EXTREMELY vulnerable people should not be placed in a troubled housing block due to a lack of mental health support, it has been found.

An independent report has ruled that individuals with "complex needs" should not be housed in Kendal Court, the emergency housing block in Newhaven, where eight people died between 2016 and 2018.

Since July, another resident of Kendal Court has died, while another made an attempt to take their own life.

The Healthwatch East Sussex review of life inside the troubled accommodation also found that on-site staff "are not trained" to support or refer residents to mental health services.

The report reads: "Our 2021 research has indicated that issues identified in 2018 are still evident.

"There is a lack of appropriate mental health and care needs assessments and limited connectivity to appropriate support services.

"The caretaker and other on-site staff are not trained to support and refer residents who are in need to appropriate external services.

"No information about Kendal Court or the local area is provided to residents either prior to or on arrival at Kendal Court."

Mental health emergencies are the most common reason for ambulance attendances to Kendal Court, both in 2018 and in 2021.

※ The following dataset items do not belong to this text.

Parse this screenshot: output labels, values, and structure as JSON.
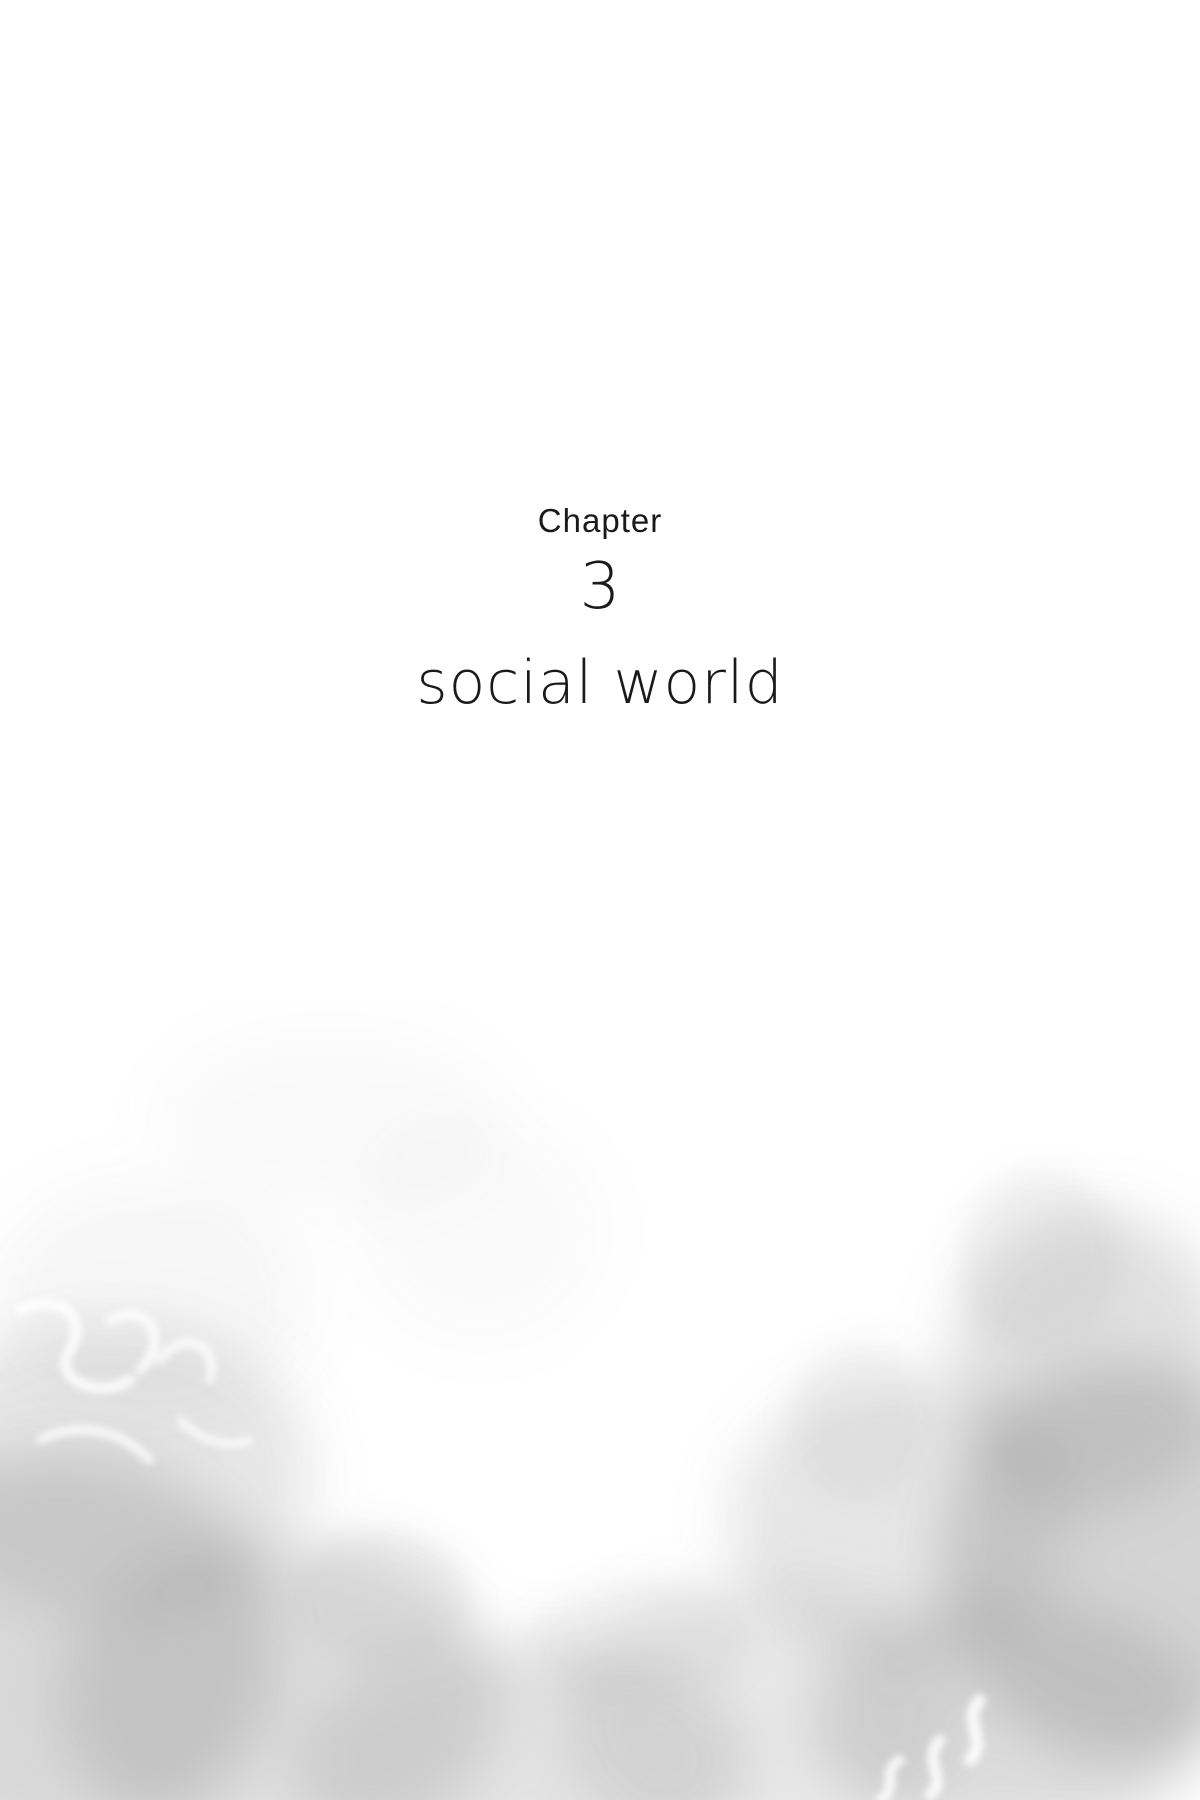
{
  "chapter": {
    "label": "Chapter",
    "number": "3",
    "title": "social world"
  },
  "colors": {
    "text": "#1a1a1a",
    "background": "#ffffff",
    "wash": "#9a9a9a"
  }
}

Three safeguarding concerns were also raised by the body this year.

During a two-week period in August 2021, Healthwatch East Sussex undertook semi-structured interviews with 28 of the 42 residents living at the temporary accommodation at that time.

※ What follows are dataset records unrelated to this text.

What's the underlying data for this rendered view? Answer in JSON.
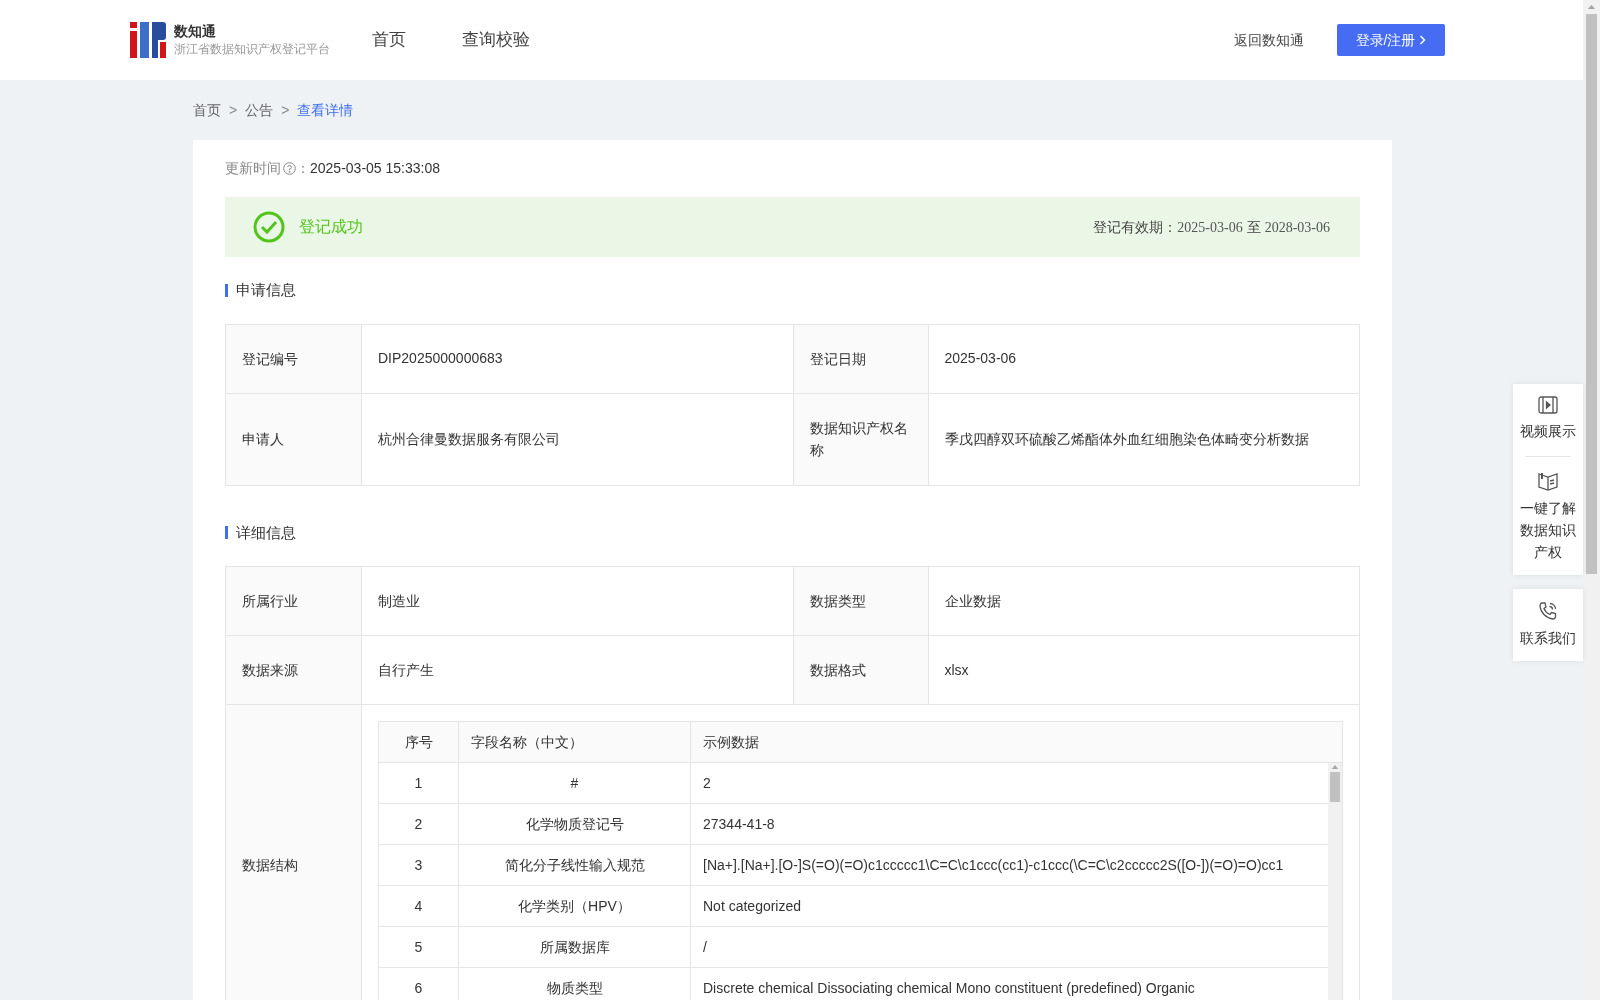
{
  "header": {
    "logo_title": "数知通",
    "logo_subtitle": "浙江省数据知识产权登记平台",
    "nav": [
      "首页",
      "查询校验"
    ],
    "back_link": "返回数知通",
    "login_button": "登录/注册"
  },
  "breadcrumb": {
    "separator": ">",
    "items": [
      {
        "label": "首页",
        "current": false
      },
      {
        "label": "公告",
        "current": false
      },
      {
        "label": "查看详情",
        "current": true
      }
    ]
  },
  "update": {
    "label": "更新时间",
    "colon": "：",
    "value": "2025-03-05 15:33:08"
  },
  "status": {
    "text": "登记成功",
    "validity_label": "登记有效期：",
    "start": "2025-03-06",
    "to": "至",
    "end": "2028-03-06"
  },
  "application": {
    "title": "申请信息",
    "rows": [
      [
        {
          "label": "登记编号",
          "value": "DIP2025000000683"
        },
        {
          "label": "登记日期",
          "value": "2025-03-06"
        }
      ],
      [
        {
          "label": "申请人",
          "value": "杭州合律曼数据服务有限公司"
        },
        {
          "label": "数据知识产权名称",
          "value": "季戊四醇双环硫酸乙烯酯体外血红细胞染色体畸变分析数据"
        }
      ]
    ]
  },
  "details": {
    "title": "详细信息",
    "rows": [
      [
        {
          "label": "所属行业",
          "value": "制造业"
        },
        {
          "label": "数据类型",
          "value": "企业数据"
        }
      ],
      [
        {
          "label": "数据来源",
          "value": "自行产生"
        },
        {
          "label": "数据格式",
          "value": "xlsx"
        }
      ]
    ],
    "structure": {
      "label": "数据结构",
      "columns": [
        "序号",
        "字段名称（中文）",
        "示例数据"
      ],
      "rows": [
        [
          "1",
          "#",
          "2"
        ],
        [
          "2",
          "化学物质登记号",
          "27344-41-8"
        ],
        [
          "3",
          "简化分子线性输入规范",
          "[Na+].[Na+].[O-]S(=O)(=O)c1ccccc1\\C=C\\c1ccc(cc1)-c1ccc(\\C=C\\c2ccccc2S([O-])(=O)=O)cc1"
        ],
        [
          "4",
          "化学类别（HPV）",
          "Not categorized"
        ],
        [
          "5",
          "所属数据库",
          "/"
        ],
        [
          "6",
          "物质类型",
          "Discrete chemical Dissociating chemical Mono constituent (predefined) Organic"
        ]
      ]
    }
  },
  "side_panel": {
    "groups": [
      [
        {
          "kind": "video",
          "label": "视频展示"
        },
        {
          "kind": "book",
          "label": "一键了解数据知识产权"
        }
      ],
      [
        {
          "kind": "phone",
          "label": "联系我们"
        }
      ]
    ]
  }
}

54 per cent of residents who took part in the report "expressed an overall satisfaction" with their experience of living at Kendal Court, but responses varied a great deal with three people giving it the worst rating.

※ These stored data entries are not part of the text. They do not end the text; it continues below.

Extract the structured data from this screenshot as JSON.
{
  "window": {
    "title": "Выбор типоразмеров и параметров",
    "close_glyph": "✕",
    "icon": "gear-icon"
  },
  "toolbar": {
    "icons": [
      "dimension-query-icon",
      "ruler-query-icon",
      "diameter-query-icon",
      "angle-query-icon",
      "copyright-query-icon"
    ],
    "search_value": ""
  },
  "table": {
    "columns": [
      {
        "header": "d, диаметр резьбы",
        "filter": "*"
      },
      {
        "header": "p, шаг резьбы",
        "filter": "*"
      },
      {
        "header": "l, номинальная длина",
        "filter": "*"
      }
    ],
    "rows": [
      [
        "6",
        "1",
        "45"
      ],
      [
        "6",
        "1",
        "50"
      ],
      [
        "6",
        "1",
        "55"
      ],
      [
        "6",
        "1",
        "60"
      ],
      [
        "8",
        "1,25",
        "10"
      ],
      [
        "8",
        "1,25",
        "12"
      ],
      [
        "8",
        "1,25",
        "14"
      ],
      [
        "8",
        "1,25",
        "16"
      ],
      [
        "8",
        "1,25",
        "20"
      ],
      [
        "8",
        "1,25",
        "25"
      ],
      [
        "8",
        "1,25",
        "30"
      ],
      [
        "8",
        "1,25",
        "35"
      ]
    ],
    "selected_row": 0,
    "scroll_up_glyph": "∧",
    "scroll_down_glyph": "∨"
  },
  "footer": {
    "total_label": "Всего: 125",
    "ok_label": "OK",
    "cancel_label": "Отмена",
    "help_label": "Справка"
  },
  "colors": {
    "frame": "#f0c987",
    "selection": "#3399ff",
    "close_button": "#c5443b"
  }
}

While 78 per cent of respondents specifically mentioned having received no information prior to their arrival about the facilities of the building.

It comes as legal representatives from Brighton and East Sussex are set to meet over the continued dispute around emergency homeless accommodation.

The dispute revolves around Brighton and Hove City Council (BHCC) placing its residents in East Sussex, particularly at Kendal Court in Newhaven.

From East Sussex County Council’s point of view, Kendal Court is not an appropriate place for people with complex needs.

It argues this view is supported by coroner’s verdicts and an independent report commissioned after the deaths of residents.

The matter was discussed at the end of last month at a meeting of the East Sussex health and wellbeing board — a group made up of councillors, senior officers and NHS leaders from across the county.

The board had last considered the issue at a meeting in July, where its members resolved to raise concerns in writing.

During discussion East Sussex County Council’s (ESCC) chief executive Becky Shaw confirmed the board had now received a reply.

Ms Shaw said: “We have, in the last 48 hours, received a note, but as Mark [Stainton – director of adult social care] said, we do regret the slowness of the reply that this board has received to the letter that we wrote.

“They’ve confirmed that consistently over 200 people, which is nearly 30 per cent of the people that the city council are placing in emergency accommodation, were placed in Lewes and Eastbourne, including in Kendal Court.

“I think this really clearly suggests that the provision the city has got within its own boundaries is inadequate and requires significant and robust action to address."